Он улыбнулся и кивнул, но так, чтобы я поняла – нет.
– А по маме скучаешь?
Как только я это сказала, его лицо изменилось, но на нем не отразилась эмоция, которую я могла бы назвать, – скорее ее отсутствие. Он подошел к окну и встал, повернувшись спиной, свесил руки вдоль тела и молчал так долго, что, когда в конце концов произнес «да», мне показалось, что это «да» ни к чему не относится. Его плечи поднялись и опустились от тяжелого вздоха, и я почувствовала себя виноватой, что никогда не задумывалась, как одиноко он, должно быть, себя чувствовал, будучи нашим единственным неродственником. И что отмечать каждое Рождество в чужой семье было в меньшей степени его желанием, а в большей – причиной для стыда.
Я немного поерзала и спросила:
– Какой она была?
Он остался у окна:
– Она была очень славной.
– Ты помнишь про нее что-то конкретное? Тебе же было семь.
– Не особо.
Я вытянула из подушки еще одну нитку.
– Это грустно.
Патрик наконец обернулся и тихо сказал, что единственное, что он может вспомнить без помощи фотографий, это как однажды на кухне дома, в котором они жили перед ее смертью, он попросил яблоко, и когда дала ему его, она спросила: «Хочешь, я надкушу его для тебя?».
– Не знаю зачем.
– Сколько тебе было лет?
– Пять или около того.
– У тебя, наверное, тогда не было передних зубов.
У эмоции, которая в тот момент отразилась на его лице, не было названия. Это были все эмоции, вместе взятые. После этого Патрик ушел.

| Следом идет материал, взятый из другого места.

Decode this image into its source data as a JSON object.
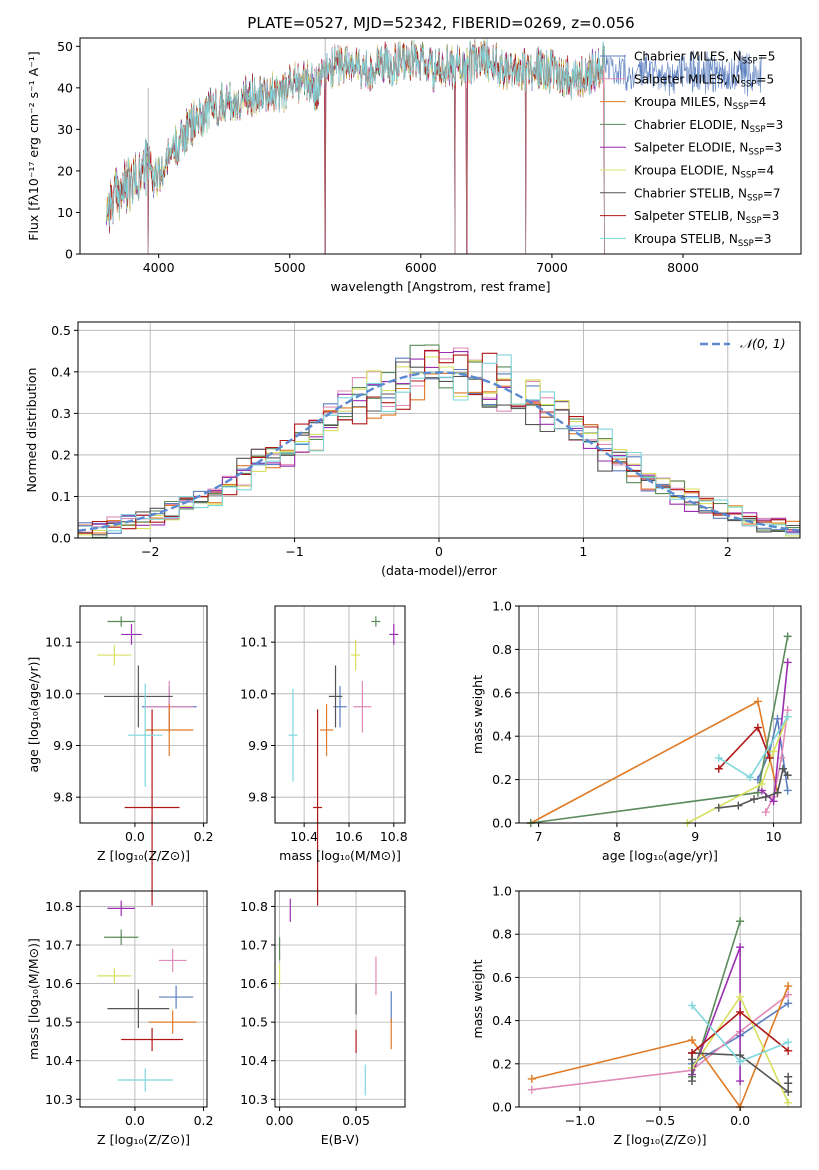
{
  "figure": {
    "title": "PLATE=0527, MJD=52342, FIBERID=0269, z=0.056"
  },
  "series": [
    {
      "name": "Chabrier MILES, N",
      "sub": "SSP",
      "tail": "=5",
      "color": "#5b7fbf"
    },
    {
      "name": "Salpeter MILES, N",
      "sub": "SSP",
      "tail": "=5",
      "color": "#e08cb8"
    },
    {
      "name": "Kroupa MILES, N",
      "sub": "SSP",
      "tail": "=4",
      "color": "#e07b27"
    },
    {
      "name": "Chabrier ELODIE, N",
      "sub": "SSP",
      "tail": "=3",
      "color": "#5a8a5a"
    },
    {
      "name": "Salpeter ELODIE, N",
      "sub": "SSP",
      "tail": "=3",
      "color": "#9a2fb0"
    },
    {
      "name": "Kroupa ELODIE, N",
      "sub": "SSP",
      "tail": "=4",
      "color": "#d8e060"
    },
    {
      "name": "Chabrier STELIB, N",
      "sub": "SSP",
      "tail": "=7",
      "color": "#555555"
    },
    {
      "name": "Salpeter STELIB, N",
      "sub": "SSP",
      "tail": "=3",
      "color": "#b01818"
    },
    {
      "name": "Kroupa STELIB, N",
      "sub": "SSP",
      "tail": "=3",
      "color": "#7fd6dc"
    }
  ],
  "chart_data": [
    {
      "id": "spectrum",
      "type": "line",
      "xlabel": "wavelength [Angstrom, rest frame]",
      "ylabel": "Flux [fλ10⁻¹⁷ erg cm⁻² s⁻¹ A⁻¹]",
      "xlim": [
        3400,
        8900
      ],
      "ylim": [
        0,
        52
      ],
      "xticks": [
        "4000",
        "5000",
        "6000",
        "7000",
        "8000"
      ],
      "xtick_values": [
        4000,
        5000,
        6000,
        7000,
        8000
      ],
      "yticks": [
        "0",
        "10",
        "20",
        "30",
        "40",
        "50"
      ],
      "ytick_values": [
        0,
        10,
        20,
        30,
        40,
        50
      ],
      "grid": false,
      "legend": "right",
      "profile": {
        "x": [
          3600,
          3700,
          3800,
          3900,
          4000,
          4100,
          4200,
          4300,
          4400,
          4500,
          4600,
          4700,
          4800,
          4900,
          5000,
          5100,
          5200,
          5300,
          5400,
          5500,
          5600,
          5700,
          5800,
          5900,
          6000,
          6100,
          6200,
          6300,
          6400,
          6500,
          6600,
          6700,
          6800,
          6900,
          7000,
          7100,
          7200,
          7300,
          7400
        ],
        "y": [
          11,
          15,
          17,
          21,
          18,
          25,
          29,
          33,
          35,
          37,
          36,
          38,
          40,
          38,
          41,
          42,
          40,
          45,
          46,
          45,
          44,
          46,
          46,
          47,
          46,
          44,
          45,
          45,
          46,
          47,
          45,
          45,
          44,
          45,
          44,
          43,
          42,
          44,
          46
        ]
      },
      "dips_x": [
        3920,
        5270,
        6260,
        6350,
        6800,
        7400
      ]
    },
    {
      "id": "residuals",
      "type": "line",
      "xlabel": "(data-model)/error",
      "ylabel": "Normed distribution",
      "xlim": [
        -2.5,
        2.5
      ],
      "ylim": [
        0,
        0.52
      ],
      "xticks": [
        "−2",
        "−1",
        "0",
        "1",
        "2"
      ],
      "xtick_values": [
        -2,
        -1,
        0,
        1,
        2
      ],
      "yticks": [
        "0.0",
        "0.1",
        "0.2",
        "0.3",
        "0.4",
        "0.5"
      ],
      "ytick_values": [
        0,
        0.1,
        0.2,
        0.3,
        0.4,
        0.5
      ],
      "grid": true,
      "legend": "top-right",
      "reference_label": "𝒩(0, 1)",
      "reference_color": "#5b8ad0"
    },
    {
      "id": "age-vs-Z",
      "type": "scatter",
      "xlabel": "Z [log₁₀(Z/Z⊙)]",
      "ylabel": "age  [log₁₀(age/yr)]",
      "xlim": [
        -0.16,
        0.21
      ],
      "ylim": [
        9.75,
        10.17
      ],
      "xticks": [
        "0.0",
        "0.2"
      ],
      "xtick_values": [
        0,
        0.2
      ],
      "yticks": [
        "9.8",
        "9.9",
        "10.0",
        "10.1"
      ],
      "ytick_values": [
        9.8,
        9.9,
        10.0,
        10.1
      ],
      "grid": true,
      "points": [
        {
          "x": 0.1,
          "y": 9.975,
          "xerr": 0.08,
          "yerr": 0.04
        },
        {
          "x": 0.1,
          "y": 9.975,
          "xerr": 0.07,
          "yerr": 0.05
        },
        {
          "x": 0.1,
          "y": 9.93,
          "xerr": 0.07,
          "yerr": 0.05
        },
        {
          "x": -0.04,
          "y": 10.14,
          "xerr": 0.04,
          "yerr": 0.01
        },
        {
          "x": -0.01,
          "y": 10.115,
          "xerr": 0.03,
          "yerr": 0.02
        },
        {
          "x": -0.06,
          "y": 10.075,
          "xerr": 0.05,
          "yerr": 0.02
        },
        {
          "x": 0.01,
          "y": 9.995,
          "xerr": 0.1,
          "yerr": 0.06
        },
        {
          "x": 0.05,
          "y": 9.78,
          "xerr": 0.08,
          "yerr": 0.19
        },
        {
          "x": 0.03,
          "y": 9.92,
          "xerr": 0.05,
          "yerr": 0.1
        }
      ]
    },
    {
      "id": "age-vs-mass",
      "type": "scatter",
      "xlabel": "mass [log₁₀(M/M⊙)]",
      "ylabel": "",
      "xlim": [
        10.27,
        10.85
      ],
      "ylim": [
        9.75,
        10.17
      ],
      "xticks": [
        "10.4",
        "10.6",
        "10.8"
      ],
      "xtick_values": [
        10.4,
        10.6,
        10.8
      ],
      "yticks": [
        "9.8",
        "9.9",
        "10.0",
        "10.1"
      ],
      "ytick_values": [
        9.8,
        9.9,
        10.0,
        10.1
      ],
      "grid": true,
      "points": [
        {
          "x": 10.56,
          "y": 9.975,
          "xerr": 0.03,
          "yerr": 0.04
        },
        {
          "x": 10.66,
          "y": 9.975,
          "xerr": 0.04,
          "yerr": 0.05
        },
        {
          "x": 10.5,
          "y": 9.93,
          "xerr": 0.03,
          "yerr": 0.05
        },
        {
          "x": 10.72,
          "y": 10.14,
          "xerr": 0.02,
          "yerr": 0.01
        },
        {
          "x": 10.8,
          "y": 10.115,
          "xerr": 0.02,
          "yerr": 0.02
        },
        {
          "x": 10.63,
          "y": 10.075,
          "xerr": 0.02,
          "yerr": 0.03
        },
        {
          "x": 10.54,
          "y": 9.995,
          "xerr": 0.03,
          "yerr": 0.06
        },
        {
          "x": 10.46,
          "y": 9.78,
          "xerr": 0.02,
          "yerr": 0.19
        },
        {
          "x": 10.35,
          "y": 9.92,
          "xerr": 0.02,
          "yerr": 0.09
        }
      ]
    },
    {
      "id": "weight-vs-age",
      "type": "line",
      "xlabel": "age  [log₁₀(age/yr)]",
      "ylabel": "mass weight",
      "xlim": [
        6.75,
        10.35
      ],
      "ylim": [
        0,
        1.0
      ],
      "xticks": [
        "7",
        "8",
        "9",
        "10"
      ],
      "xtick_values": [
        7,
        8,
        9,
        10
      ],
      "yticks": [
        "0.0",
        "0.2",
        "0.4",
        "0.6",
        "0.8",
        "1.0"
      ],
      "ytick_values": [
        0,
        0.2,
        0.4,
        0.6,
        0.8,
        1.0
      ],
      "grid": true,
      "lines": [
        {
          "x": [
            9.8,
            9.95,
            10.05,
            10.18
          ],
          "y": [
            0.2,
            0.33,
            0.48,
            0.15
          ]
        },
        {
          "x": [
            9.9,
            10.0,
            10.1,
            10.18
          ],
          "y": [
            0.05,
            0.12,
            0.3,
            0.52
          ]
        },
        {
          "x": [
            6.9,
            9.8,
            9.95,
            10.05
          ],
          "y": [
            0.0,
            0.56,
            0.3,
            0.14
          ]
        },
        {
          "x": [
            6.9,
            9.8,
            10.18
          ],
          "y": [
            0.0,
            0.14,
            0.86
          ]
        },
        {
          "x": [
            9.85,
            10.0,
            10.18
          ],
          "y": [
            0.15,
            0.1,
            0.74
          ]
        },
        {
          "x": [
            8.9,
            9.85,
            10.0,
            10.18
          ],
          "y": [
            0.0,
            0.18,
            0.33,
            0.49
          ]
        },
        {
          "x": [
            9.3,
            9.55,
            9.75,
            9.9,
            10.05,
            10.12,
            10.18
          ],
          "y": [
            0.07,
            0.08,
            0.11,
            0.12,
            0.14,
            0.25,
            0.22
          ]
        },
        {
          "x": [
            9.3,
            9.8,
            9.95
          ],
          "y": [
            0.25,
            0.44,
            0.3
          ]
        },
        {
          "x": [
            9.3,
            9.7,
            10.18
          ],
          "y": [
            0.3,
            0.21,
            0.49
          ]
        }
      ]
    },
    {
      "id": "mass-vs-Z",
      "type": "scatter",
      "xlabel": "Z [log₁₀(Z/Z⊙)]",
      "ylabel": "mass [log₁₀(M/M⊙)]",
      "xlim": [
        -0.16,
        0.21
      ],
      "ylim": [
        10.28,
        10.84
      ],
      "xticks": [
        "0.0",
        "0.2"
      ],
      "xtick_values": [
        0,
        0.2
      ],
      "yticks": [
        "10.3",
        "10.4",
        "10.5",
        "10.6",
        "10.7",
        "10.8"
      ],
      "ytick_values": [
        10.3,
        10.4,
        10.5,
        10.6,
        10.7,
        10.8
      ],
      "grid": true,
      "points": [
        {
          "x": 0.12,
          "y": 10.565,
          "xerr": 0.05,
          "yerr": 0.03
        },
        {
          "x": 0.11,
          "y": 10.66,
          "xerr": 0.04,
          "yerr": 0.03
        },
        {
          "x": 0.11,
          "y": 10.5,
          "xerr": 0.07,
          "yerr": 0.03
        },
        {
          "x": -0.04,
          "y": 10.72,
          "xerr": 0.05,
          "yerr": 0.02
        },
        {
          "x": -0.04,
          "y": 10.795,
          "xerr": 0.04,
          "yerr": 0.02
        },
        {
          "x": -0.06,
          "y": 10.62,
          "xerr": 0.05,
          "yerr": 0.02
        },
        {
          "x": 0.01,
          "y": 10.535,
          "xerr": 0.09,
          "yerr": 0.05
        },
        {
          "x": 0.05,
          "y": 10.455,
          "xerr": 0.09,
          "yerr": 0.03
        },
        {
          "x": 0.03,
          "y": 10.35,
          "xerr": 0.08,
          "yerr": 0.03
        }
      ]
    },
    {
      "id": "mass-vs-ebv",
      "type": "scatter",
      "xlabel": "E(B-V)",
      "ylabel": "",
      "xlim": [
        -0.003,
        0.082
      ],
      "ylim": [
        10.28,
        10.84
      ],
      "xticks": [
        "0.00",
        "0.05"
      ],
      "xtick_values": [
        0,
        0.05
      ],
      "yticks": [
        "10.3",
        "10.4",
        "10.5",
        "10.6",
        "10.7",
        "10.8"
      ],
      "ytick_values": [
        10.3,
        10.4,
        10.5,
        10.6,
        10.7,
        10.8
      ],
      "grid": true,
      "points": [
        {
          "x": 0.073,
          "y": 10.54,
          "xerr": 0.0,
          "yerr": 0.04
        },
        {
          "x": 0.063,
          "y": 10.62,
          "xerr": 0.0,
          "yerr": 0.05
        },
        {
          "x": 0.073,
          "y": 10.47,
          "xerr": 0.0,
          "yerr": 0.04
        },
        {
          "x": 0.0,
          "y": 10.69,
          "xerr": 0.0,
          "yerr": 0.03
        },
        {
          "x": 0.007,
          "y": 10.79,
          "xerr": 0.0,
          "yerr": 0.03
        },
        {
          "x": 0.0,
          "y": 10.62,
          "xerr": 0.0,
          "yerr": 0.03
        },
        {
          "x": 0.05,
          "y": 10.56,
          "xerr": 0.0,
          "yerr": 0.04
        },
        {
          "x": 0.05,
          "y": 10.45,
          "xerr": 0.0,
          "yerr": 0.03
        },
        {
          "x": 0.056,
          "y": 10.35,
          "xerr": 0.0,
          "yerr": 0.04
        }
      ]
    },
    {
      "id": "weight-vs-Z",
      "type": "line",
      "xlabel": "Z [log₁₀(Z/Z⊙)]",
      "ylabel": "mass weight",
      "xlim": [
        -1.38,
        0.38
      ],
      "ylim": [
        0,
        1.0
      ],
      "xticks": [
        "−1.0",
        "−0.5",
        "0.0"
      ],
      "xtick_values": [
        -1.0,
        -0.5,
        0.0
      ],
      "yticks": [
        "0.0",
        "0.2",
        "0.4",
        "0.6",
        "0.8",
        "1.0"
      ],
      "ytick_values": [
        0,
        0.2,
        0.4,
        0.6,
        0.8,
        1.0
      ],
      "grid": true,
      "lines": [
        {
          "x": [
            -0.3,
            0.0,
            0.3
          ],
          "y": [
            0.2,
            0.33,
            0.48
          ]
        },
        {
          "x": [
            -1.3,
            -0.3,
            0.0,
            0.3
          ],
          "y": [
            0.08,
            0.17,
            0.35,
            0.52
          ]
        },
        {
          "x": [
            -1.3,
            -0.3,
            0.0,
            0.3
          ],
          "y": [
            0.13,
            0.31,
            0.0,
            0.56
          ]
        },
        {
          "x": [
            -0.3,
            0.0
          ],
          "y": [
            0.14,
            0.86
          ]
        },
        {
          "x": [
            -0.3,
            0.0,
            0.0
          ],
          "y": [
            0.15,
            0.74,
            0.12
          ]
        },
        {
          "x": [
            -0.3,
            0.0,
            0.3
          ],
          "y": [
            0.18,
            0.51,
            0.02
          ]
        },
        {
          "x": [
            -0.3,
            -0.3,
            -0.3,
            0.0,
            0.3,
            0.3,
            0.3
          ],
          "y": [
            0.12,
            0.22,
            0.25,
            0.24,
            0.07,
            0.14,
            0.11
          ]
        },
        {
          "x": [
            -0.3,
            0.0,
            0.3
          ],
          "y": [
            0.25,
            0.44,
            0.26
          ]
        },
        {
          "x": [
            -0.3,
            0.0,
            0.3
          ],
          "y": [
            0.47,
            0.21,
            0.3
          ]
        }
      ]
    }
  ]
}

В минуте или двух от Дома Представительского Класса есть кафе, куда я раньше ходила каждое утро. Там был очень молодой и неуловимо похожий на какую-то знаменитость бариста. Однажды я пошутила об этом, пока он накрывал мой кофе крышкой. Он сказал в ответ что-то досадно-кокетливое, и к концу недели я оказалась в вынужденных отношениях взаимного подтрунивания. Они быстро стали обременительными, и я начала ходить в кафе чуть дальше, где кофе не так хорош, но зато не нужно ни с кем разговаривать.
Снова оставшись одна, я встала с дивана и попыталась найти что-нибудь почитать. На журнальном столике лежал только еженедельник «Радио таймс» и полностью переработанное и обновленное издание «Все об уиппетах», а на письменном столе моей тети были ноты.
Я уже знала, что она поступила в Королевский музыкальный колледж «в нежном шестнадцатилетнем возрасте», потому что, по словам моей матери, тетя, должно быть, нашептывала мне это с колыбели. Так что это никогда не казалось чем-то экстраординарным. Я никогда не задумывалась, как ей это удалось: с депрессивной матерью с побережья, непутевым отцом и без денег. Взяв ноты и перелистывая страницы, пораженная количеством ее пометок, я осознала, что не помню, чтобы когда-нибудь слышала ее игру. О рояле в гостиной я думала только как о предмете, на который нельзя ставить напитки или что угодно влажное.